A Guide to Access Control Card Technologies
28 May 2020
Access control cards play a critical role within an access control system and are the most popular way to store credentials and present this information to a card reader. Within any organisation each employee may have their own access card, in addition to visitors and sub-contractors on site, each with their own permissions. Therefore, the type of card used and its encryption is of vital importance to the overall security of a building.
What is Wiegand?
Some of the earliest electronic identity cards used miniature strips of ferromagnetic alloy wire embedded into a plastic molded card in a pattern, rather like a metallic bar-code. The pattern gave the card its binary encoded number and this could be read by swiping the card past a magnetic reader head through a slot in the card reader. This produced a series of electric pulses representing the pattern which were amplified and connected to the host controller.
The special magnetic properties of the alloy wires were named the “Wiegand Effect” after John Wiegand who developed them. He took out US patents in 1974 and 1981.
Confusingly the word Wiegand has variously been used to indicate a standard for each of the stages in the original process including the wires, the pattern, the card, the electric signal interface, and the number format.
These processes have been replaced and improved over the years and today there are hundreds of standards governing each aspect of ID card technology.

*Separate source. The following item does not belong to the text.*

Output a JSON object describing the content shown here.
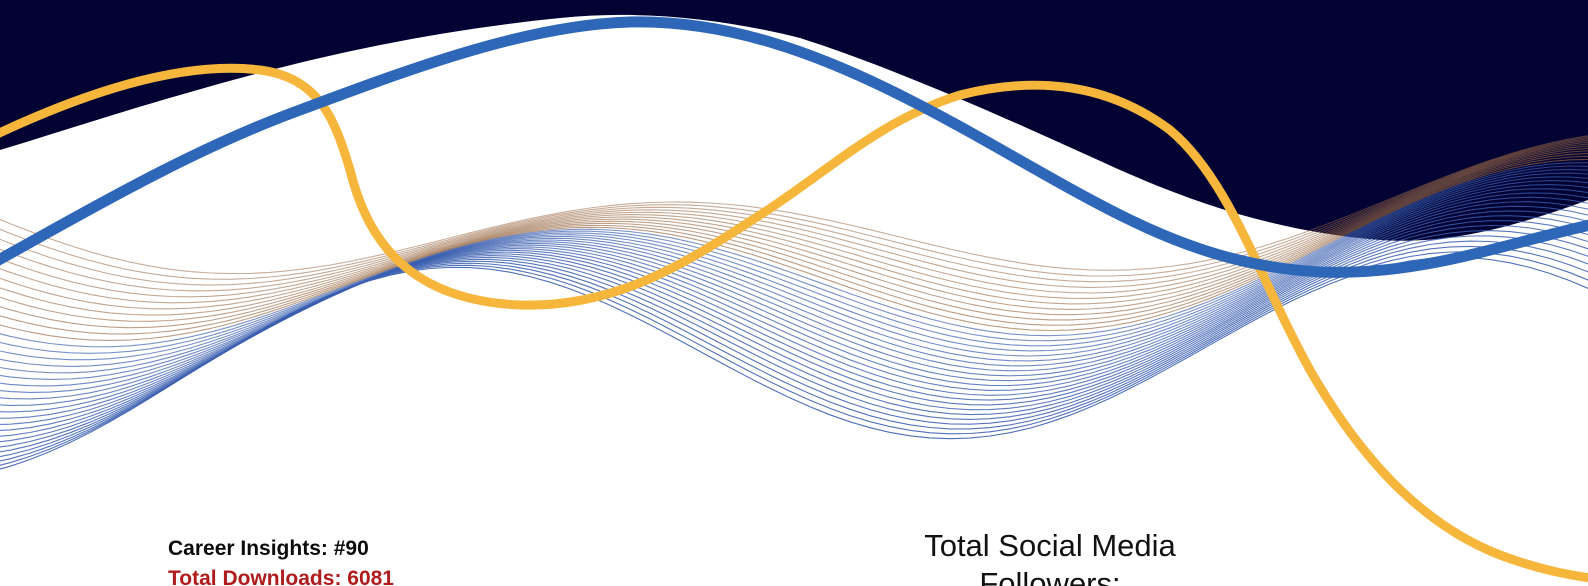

One aspect which is still described by the term Wiegand is the electric signal interface between a card reader and a door controller. This “Wiegand Interface” comprises three wires, two signals D0 and D1 and a common ground. A pulse is sent on the D1 wire to indicate a binary 1 digit and a pulse is sent on D0 to indicate a binary 0. Pulses are never sent on both wires at the same time.
Contactless RF ID Cards
Instead of metallic wires, today’s cards use a miniature radio transmitter and receiver embedded into the plastic along with a microprocessor and memory chips. The radio frequencies allocated for this purpose are governed by international broadcasting authorities. Available frequencies include 125kHz, 13.65MHz, 433MHz and 860-960MHz. These each present a different combination of read range, data rate and overall cost to choose from to match specific applications.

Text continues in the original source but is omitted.